Eine konstruktive und neutrale Moderation sicherzustellen, ist vielleicht die wichtigste Voraussetzung für die gelingende Kommunikation innerhalb eines Vereins. Die Moderation sollte idealerweise auf eindeutigen Regeln der Zusammenarbeit basieren und von wechselseitigem Vertrauen geprägt sein. Mit etwas Aufmerksamkeit finden sich in den meisten Vereinen geeignete Personen, die eine solche offene Diskurskultur verkörpern und die Aufgabe der Moderation übernehmen können.

Symbol: »Tipp« (eine stilisierte Glühbirne)

Moderation

Die offene Diskurs- und Entscheidungskultur eines Vereins zeigt sich auch dadurch, dass die Aufgabe der Moderation nicht quasi naturgegeben dem Vorstand überlassen bleibt. Je strittiger einzelne Angelegenheiten und Entscheidungen zwischen einzelnen Mitgliedergruppen oder Teilen der Mitgliedschaft und dem Vorstand sind, umso wichtiger ist es, die neutrale Moderation sicherzustellen. Gegebenenfalls sollte nach vertrauenswürdigen Moderator/innen außerhalb des Vereins geschaut werden.

Zu den Grundregeln einer Konfliktmoderation gehört die strikte Trennung der Sachebene und der interpersonellen Beziehungsebene. Schieben sich persönliche Konflikte in den Vordergrund, ist dies ein Zeichen dafür, dass es in der vereinsinternen Kommunikation an Anerkennung und Wertschätzung mangelt. Persönliche Konflikte können nur in Parallelgesprächen aufgearbeitet werden, die losgelöst von der Sachfrage das spezielle persönliche Konfliktpotenzial thematisieren.
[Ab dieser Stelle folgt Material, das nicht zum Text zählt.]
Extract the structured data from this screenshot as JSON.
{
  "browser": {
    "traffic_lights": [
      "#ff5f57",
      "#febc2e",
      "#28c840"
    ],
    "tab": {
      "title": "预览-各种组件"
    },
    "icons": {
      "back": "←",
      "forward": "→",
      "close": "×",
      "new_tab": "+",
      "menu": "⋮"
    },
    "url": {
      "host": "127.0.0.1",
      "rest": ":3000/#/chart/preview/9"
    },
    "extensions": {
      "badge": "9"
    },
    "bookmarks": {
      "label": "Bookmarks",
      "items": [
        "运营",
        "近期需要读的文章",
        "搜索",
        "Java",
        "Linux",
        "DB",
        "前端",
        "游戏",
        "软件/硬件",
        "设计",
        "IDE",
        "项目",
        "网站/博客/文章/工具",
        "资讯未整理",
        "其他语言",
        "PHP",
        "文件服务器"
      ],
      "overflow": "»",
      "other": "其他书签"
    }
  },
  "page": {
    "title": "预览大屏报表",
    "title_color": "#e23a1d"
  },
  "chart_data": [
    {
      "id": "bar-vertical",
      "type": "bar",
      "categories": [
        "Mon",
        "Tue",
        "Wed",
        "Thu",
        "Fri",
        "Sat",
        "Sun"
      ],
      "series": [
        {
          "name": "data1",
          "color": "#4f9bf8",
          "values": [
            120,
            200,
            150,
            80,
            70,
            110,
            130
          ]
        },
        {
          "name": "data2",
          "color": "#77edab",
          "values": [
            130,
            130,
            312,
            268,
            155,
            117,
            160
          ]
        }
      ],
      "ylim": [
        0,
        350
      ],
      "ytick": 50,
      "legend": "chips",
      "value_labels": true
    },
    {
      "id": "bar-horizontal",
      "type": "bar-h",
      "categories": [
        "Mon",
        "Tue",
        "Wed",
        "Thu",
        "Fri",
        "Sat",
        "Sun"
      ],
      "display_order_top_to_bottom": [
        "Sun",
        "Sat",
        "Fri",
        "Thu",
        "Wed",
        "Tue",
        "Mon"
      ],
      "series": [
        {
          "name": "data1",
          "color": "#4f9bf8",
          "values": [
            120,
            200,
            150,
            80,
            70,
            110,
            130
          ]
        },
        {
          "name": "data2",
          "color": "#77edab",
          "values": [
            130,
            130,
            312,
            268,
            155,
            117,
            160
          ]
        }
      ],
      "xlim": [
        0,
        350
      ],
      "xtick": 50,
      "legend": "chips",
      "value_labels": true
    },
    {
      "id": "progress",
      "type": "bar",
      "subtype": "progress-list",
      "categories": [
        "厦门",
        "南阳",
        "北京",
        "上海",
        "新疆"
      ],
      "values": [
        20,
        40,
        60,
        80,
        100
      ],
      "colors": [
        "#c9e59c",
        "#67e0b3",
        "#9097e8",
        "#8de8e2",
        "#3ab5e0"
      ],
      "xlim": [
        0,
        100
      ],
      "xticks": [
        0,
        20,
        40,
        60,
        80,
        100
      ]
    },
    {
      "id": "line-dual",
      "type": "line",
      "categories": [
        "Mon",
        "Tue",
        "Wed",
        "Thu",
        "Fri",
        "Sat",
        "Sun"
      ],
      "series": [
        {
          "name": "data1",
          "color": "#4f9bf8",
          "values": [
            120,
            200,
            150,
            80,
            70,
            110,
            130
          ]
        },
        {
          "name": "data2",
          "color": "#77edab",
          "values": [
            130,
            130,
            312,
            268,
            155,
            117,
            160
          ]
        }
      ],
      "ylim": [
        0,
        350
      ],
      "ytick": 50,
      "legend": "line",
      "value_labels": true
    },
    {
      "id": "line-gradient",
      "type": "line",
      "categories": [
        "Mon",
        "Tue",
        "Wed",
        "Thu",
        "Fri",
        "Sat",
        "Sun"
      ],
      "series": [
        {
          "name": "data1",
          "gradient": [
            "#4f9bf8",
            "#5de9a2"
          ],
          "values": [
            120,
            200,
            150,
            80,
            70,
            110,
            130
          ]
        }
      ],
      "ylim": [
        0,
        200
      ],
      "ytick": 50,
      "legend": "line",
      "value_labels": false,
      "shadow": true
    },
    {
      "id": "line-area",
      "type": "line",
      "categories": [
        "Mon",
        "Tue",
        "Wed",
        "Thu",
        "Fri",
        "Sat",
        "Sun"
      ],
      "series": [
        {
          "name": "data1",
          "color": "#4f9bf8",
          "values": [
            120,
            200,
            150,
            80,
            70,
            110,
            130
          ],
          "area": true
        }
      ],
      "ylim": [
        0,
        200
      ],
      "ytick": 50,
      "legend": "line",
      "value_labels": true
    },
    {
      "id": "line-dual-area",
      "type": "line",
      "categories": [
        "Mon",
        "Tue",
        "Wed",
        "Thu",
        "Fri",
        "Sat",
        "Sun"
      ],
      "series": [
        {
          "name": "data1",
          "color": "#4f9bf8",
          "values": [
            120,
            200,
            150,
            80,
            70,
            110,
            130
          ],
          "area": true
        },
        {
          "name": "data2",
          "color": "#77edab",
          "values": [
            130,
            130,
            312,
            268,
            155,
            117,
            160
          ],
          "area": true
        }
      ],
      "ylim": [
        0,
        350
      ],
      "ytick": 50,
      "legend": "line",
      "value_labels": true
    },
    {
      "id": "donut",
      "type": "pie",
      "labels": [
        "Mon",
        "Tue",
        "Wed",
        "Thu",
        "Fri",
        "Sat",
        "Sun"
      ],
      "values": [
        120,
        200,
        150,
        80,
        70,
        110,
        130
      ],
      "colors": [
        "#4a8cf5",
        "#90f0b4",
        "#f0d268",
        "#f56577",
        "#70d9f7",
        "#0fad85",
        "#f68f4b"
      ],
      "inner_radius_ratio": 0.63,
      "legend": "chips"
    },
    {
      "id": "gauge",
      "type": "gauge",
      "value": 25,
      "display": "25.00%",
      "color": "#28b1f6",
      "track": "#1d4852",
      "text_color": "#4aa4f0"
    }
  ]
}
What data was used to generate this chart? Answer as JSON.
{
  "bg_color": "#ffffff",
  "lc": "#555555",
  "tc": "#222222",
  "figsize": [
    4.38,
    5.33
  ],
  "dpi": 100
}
Zur Konfliktvorbeugung, aber auch für gelegentliche massive Konflikte, bietet es sich an, Mediationsverfahren (notfalls mit externer Unterstützung) für die Vereinsarbeit zu nutzen und Schiedsgerichtsvereinbarungen zu entwickeln. Beziehungskonflikte gründen auch häufig darin, dass die formalen Regeln von Entscheidungsverfahren zu wenig ausdifferenziert sind.

Symbol: »Tipp« (eine stilisierte Glühbirne)

Abstimmungskultur

In vielen Vereinen ist es üblich, dass bei Entscheidungen durchgängig offen abgestimmt wird. Dieses Abstimmungsprozedere ist unkompliziert und in wenig umstrittenen Sachentscheidungen sinnvoll. Bei konfliktreichen Sachfragen, bei Personalentscheidungen und Wahlen empfiehlt es sich, geheim abzustimmen, um die Überlagerung von Sachentscheidungen durch Beziehungskonflikte nicht zusätzlich zu befeuern.